At the first blush on meeting them I had considered my expedition as terminated by having met them, and by their having accomplished the discovery of the Nile source; but... Speke and Grant with characteristic candour and generosity gave me a map of their route, showing that they had been unable to complete the actual exploration of the Nile, and that a most important portion still remained to be determined... The natives and the King of Unyoro (Kamrasi) had assured them that the Nile from the Victoria N'yanza, which they had crossed at Karuma, flowed westward for several days' journey, and at length fell into a large lake called the Luta N'zige; that this lake came from the south, and that the Nile on entering the northern extremity almost immediately made its exit, and as a navigable river continued its course to the north. Both Speke and Grant attached great importance to this lake Luta N'zige, and the former was much annoyed that it had been impossible for them to carry out the exploration. As it happened, it was impossible for Speke and Grant to follow the Nile from Karuma:—the tribes were fighting with Kamrasi, and no strangers could have got through the country. Accordingly they procured their information most carefully, completed their map, and laid down the reported lake in its supposed position, showing the Nile as both influent and effluent precisely as had been explained by the natives.

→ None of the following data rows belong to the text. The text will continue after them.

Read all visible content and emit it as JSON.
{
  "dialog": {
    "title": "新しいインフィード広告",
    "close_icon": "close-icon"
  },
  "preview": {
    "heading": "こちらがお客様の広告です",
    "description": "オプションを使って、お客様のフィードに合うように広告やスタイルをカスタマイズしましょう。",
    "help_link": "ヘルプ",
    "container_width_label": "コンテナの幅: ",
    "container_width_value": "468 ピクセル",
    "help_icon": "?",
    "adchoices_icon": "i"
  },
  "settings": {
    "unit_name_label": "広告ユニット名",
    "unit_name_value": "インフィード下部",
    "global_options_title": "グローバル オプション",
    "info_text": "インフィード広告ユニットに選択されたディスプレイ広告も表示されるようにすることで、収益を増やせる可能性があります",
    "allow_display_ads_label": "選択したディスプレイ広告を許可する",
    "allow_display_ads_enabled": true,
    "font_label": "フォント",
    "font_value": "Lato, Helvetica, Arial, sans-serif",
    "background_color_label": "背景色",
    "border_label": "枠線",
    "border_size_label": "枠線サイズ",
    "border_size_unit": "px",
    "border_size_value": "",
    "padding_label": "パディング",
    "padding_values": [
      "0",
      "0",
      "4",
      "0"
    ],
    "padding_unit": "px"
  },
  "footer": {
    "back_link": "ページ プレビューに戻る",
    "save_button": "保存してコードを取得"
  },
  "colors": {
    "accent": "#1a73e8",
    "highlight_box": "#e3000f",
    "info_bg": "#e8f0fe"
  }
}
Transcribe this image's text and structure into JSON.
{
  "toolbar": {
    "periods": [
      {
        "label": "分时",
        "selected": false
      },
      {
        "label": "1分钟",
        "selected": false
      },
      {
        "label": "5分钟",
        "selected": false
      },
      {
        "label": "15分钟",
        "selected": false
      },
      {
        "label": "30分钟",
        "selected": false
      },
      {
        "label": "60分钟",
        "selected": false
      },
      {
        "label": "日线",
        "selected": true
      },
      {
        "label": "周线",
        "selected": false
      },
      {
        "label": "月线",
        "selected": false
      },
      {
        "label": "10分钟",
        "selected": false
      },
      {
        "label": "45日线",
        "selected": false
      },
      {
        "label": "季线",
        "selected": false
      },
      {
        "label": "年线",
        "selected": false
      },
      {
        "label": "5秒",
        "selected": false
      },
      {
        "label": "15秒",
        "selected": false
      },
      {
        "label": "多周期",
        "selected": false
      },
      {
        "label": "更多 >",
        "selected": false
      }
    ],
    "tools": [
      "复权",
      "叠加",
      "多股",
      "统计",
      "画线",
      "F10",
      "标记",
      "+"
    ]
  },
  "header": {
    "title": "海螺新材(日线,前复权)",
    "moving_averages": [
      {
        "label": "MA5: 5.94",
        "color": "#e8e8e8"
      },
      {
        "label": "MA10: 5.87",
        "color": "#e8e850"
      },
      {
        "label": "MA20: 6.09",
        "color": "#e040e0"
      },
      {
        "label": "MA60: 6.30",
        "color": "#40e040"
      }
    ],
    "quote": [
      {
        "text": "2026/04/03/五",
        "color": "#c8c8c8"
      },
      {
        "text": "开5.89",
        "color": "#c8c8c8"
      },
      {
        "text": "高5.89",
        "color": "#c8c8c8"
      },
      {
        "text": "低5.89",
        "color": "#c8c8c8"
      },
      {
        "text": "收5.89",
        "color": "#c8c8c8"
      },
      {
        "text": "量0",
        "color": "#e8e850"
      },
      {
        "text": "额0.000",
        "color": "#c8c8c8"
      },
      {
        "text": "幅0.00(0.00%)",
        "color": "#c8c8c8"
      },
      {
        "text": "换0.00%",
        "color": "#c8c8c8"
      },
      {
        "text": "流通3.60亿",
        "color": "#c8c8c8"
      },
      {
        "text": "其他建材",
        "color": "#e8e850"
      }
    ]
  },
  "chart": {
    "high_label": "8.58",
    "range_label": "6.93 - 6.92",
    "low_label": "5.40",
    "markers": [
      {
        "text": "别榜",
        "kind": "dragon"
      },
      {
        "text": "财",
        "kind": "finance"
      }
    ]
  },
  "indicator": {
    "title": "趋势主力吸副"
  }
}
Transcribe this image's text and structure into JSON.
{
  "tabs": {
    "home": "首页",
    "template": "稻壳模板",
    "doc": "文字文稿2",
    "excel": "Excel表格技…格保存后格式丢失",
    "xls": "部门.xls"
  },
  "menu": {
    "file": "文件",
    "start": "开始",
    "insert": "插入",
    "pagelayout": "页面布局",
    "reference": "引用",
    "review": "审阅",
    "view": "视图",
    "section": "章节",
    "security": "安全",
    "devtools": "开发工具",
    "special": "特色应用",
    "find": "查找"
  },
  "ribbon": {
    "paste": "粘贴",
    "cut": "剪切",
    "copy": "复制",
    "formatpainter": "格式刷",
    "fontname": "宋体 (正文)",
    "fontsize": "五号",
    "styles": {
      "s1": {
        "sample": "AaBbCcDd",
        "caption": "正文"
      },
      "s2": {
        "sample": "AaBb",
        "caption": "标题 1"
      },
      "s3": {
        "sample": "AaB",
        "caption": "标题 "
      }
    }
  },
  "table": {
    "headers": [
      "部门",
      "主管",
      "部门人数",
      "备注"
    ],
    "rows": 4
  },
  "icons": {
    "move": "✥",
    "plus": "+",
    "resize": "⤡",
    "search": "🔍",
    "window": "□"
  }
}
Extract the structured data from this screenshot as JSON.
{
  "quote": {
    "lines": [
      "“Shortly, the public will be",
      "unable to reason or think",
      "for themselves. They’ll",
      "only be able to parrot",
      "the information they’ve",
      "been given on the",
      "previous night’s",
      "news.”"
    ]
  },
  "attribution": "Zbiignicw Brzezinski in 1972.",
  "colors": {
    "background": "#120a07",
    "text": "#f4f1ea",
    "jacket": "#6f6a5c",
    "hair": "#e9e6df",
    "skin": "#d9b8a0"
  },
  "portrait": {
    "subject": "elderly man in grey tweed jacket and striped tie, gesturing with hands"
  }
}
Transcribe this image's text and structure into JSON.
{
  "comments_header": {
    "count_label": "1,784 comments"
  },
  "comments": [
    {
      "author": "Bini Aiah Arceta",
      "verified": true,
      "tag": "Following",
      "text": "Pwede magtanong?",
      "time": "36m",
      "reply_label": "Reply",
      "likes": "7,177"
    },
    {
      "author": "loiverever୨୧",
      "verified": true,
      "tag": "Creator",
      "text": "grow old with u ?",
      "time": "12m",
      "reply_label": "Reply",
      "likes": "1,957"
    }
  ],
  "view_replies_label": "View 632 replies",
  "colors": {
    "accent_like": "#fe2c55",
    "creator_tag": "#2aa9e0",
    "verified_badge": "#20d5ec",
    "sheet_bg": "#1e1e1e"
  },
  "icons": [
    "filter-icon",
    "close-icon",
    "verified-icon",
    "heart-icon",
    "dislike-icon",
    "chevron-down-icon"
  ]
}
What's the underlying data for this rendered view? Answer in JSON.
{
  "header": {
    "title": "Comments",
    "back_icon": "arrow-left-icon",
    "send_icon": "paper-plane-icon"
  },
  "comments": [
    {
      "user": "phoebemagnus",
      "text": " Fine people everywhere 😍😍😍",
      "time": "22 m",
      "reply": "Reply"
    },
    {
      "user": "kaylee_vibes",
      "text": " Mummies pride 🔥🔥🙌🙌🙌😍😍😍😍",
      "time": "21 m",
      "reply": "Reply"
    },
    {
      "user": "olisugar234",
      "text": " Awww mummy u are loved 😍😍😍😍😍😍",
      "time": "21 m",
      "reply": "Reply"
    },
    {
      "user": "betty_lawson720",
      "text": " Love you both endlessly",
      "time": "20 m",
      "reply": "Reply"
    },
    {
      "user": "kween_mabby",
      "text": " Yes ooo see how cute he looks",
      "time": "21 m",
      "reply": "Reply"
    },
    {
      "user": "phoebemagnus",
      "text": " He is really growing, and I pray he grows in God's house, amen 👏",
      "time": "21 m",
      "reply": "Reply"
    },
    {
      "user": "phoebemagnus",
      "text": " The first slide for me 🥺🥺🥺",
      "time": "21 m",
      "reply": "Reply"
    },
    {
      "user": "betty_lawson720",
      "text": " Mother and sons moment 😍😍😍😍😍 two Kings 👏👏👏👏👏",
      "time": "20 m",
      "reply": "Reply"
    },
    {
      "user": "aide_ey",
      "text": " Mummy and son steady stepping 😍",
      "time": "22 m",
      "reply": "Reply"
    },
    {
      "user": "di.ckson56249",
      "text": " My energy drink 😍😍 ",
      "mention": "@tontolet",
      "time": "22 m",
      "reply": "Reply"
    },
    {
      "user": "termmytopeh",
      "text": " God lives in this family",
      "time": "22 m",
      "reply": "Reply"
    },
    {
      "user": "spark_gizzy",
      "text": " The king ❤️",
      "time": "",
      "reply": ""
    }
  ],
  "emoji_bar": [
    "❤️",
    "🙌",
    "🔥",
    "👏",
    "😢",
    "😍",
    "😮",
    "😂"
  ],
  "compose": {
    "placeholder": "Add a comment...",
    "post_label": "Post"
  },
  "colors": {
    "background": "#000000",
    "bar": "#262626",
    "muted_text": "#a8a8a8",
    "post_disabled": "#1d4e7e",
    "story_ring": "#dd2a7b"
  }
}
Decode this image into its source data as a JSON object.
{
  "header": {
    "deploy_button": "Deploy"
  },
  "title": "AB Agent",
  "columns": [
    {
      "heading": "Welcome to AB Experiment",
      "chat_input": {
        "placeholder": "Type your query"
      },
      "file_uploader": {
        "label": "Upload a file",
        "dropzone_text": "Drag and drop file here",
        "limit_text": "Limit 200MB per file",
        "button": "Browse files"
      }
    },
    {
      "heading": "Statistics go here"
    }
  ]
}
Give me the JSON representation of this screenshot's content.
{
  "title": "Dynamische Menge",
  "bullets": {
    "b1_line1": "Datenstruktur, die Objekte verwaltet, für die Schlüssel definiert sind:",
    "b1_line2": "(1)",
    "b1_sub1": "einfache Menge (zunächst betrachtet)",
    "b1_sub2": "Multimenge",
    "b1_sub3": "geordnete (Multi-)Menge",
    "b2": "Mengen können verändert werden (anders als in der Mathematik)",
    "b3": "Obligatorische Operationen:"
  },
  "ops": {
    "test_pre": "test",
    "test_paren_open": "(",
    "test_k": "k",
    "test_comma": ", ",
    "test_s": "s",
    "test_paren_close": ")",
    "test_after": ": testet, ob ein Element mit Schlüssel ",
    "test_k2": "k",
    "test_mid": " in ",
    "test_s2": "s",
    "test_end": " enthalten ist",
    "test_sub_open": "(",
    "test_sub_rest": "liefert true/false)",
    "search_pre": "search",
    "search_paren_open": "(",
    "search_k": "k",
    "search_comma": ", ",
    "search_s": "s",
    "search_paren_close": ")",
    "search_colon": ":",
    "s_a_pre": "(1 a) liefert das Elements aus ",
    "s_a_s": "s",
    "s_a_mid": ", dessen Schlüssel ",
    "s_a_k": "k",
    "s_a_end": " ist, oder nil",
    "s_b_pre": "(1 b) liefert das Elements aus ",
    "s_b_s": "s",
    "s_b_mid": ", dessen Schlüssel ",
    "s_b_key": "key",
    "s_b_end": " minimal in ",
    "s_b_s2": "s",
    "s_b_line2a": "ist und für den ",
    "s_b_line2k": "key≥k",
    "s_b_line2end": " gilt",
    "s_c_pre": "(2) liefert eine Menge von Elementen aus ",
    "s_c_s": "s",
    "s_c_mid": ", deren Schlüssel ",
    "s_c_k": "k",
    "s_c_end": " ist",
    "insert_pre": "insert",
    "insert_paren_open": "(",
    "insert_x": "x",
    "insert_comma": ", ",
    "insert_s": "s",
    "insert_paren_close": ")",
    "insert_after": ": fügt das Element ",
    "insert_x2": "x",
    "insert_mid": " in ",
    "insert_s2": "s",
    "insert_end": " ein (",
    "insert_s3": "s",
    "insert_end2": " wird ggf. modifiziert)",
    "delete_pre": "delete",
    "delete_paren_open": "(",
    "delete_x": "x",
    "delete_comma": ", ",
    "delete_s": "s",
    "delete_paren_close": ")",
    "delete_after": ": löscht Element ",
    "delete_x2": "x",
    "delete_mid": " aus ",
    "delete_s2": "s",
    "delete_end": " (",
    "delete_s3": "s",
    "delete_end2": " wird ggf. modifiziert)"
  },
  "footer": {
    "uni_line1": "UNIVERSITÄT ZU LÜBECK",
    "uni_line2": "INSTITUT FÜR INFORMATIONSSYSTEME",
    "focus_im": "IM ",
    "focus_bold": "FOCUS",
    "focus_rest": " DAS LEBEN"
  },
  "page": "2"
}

Speke expressed his conviction that the Luta N'zige must be a second source of the Nile, and that geographers would be dissatisfied that he had not explored it. To me this was most gratifying. I had been much disheartened at the idea that the great work was accomplished, and that nothing remained for exploration; I even said to Speke, "Does not one leaf of the laurel remain for me?" I now heard that the field was not only open, but that an additional interest was given to the exploration by the proof that the Nile flowed out of one great lake, the Victoria, but that it evidently must derive an additional supply from an unknown lake as it entered it at the NORTHERN extremity, while the body of the lake came from the south.
February 20, 1863:
On the 20th February [the Pethericks] suddenly arrived from the Niambara, with their people and ivory and were surprised at seeing so large a party of English in so desolate a spot.
On the 26th February, Speke and Grant sailed from Gondokoro [to England].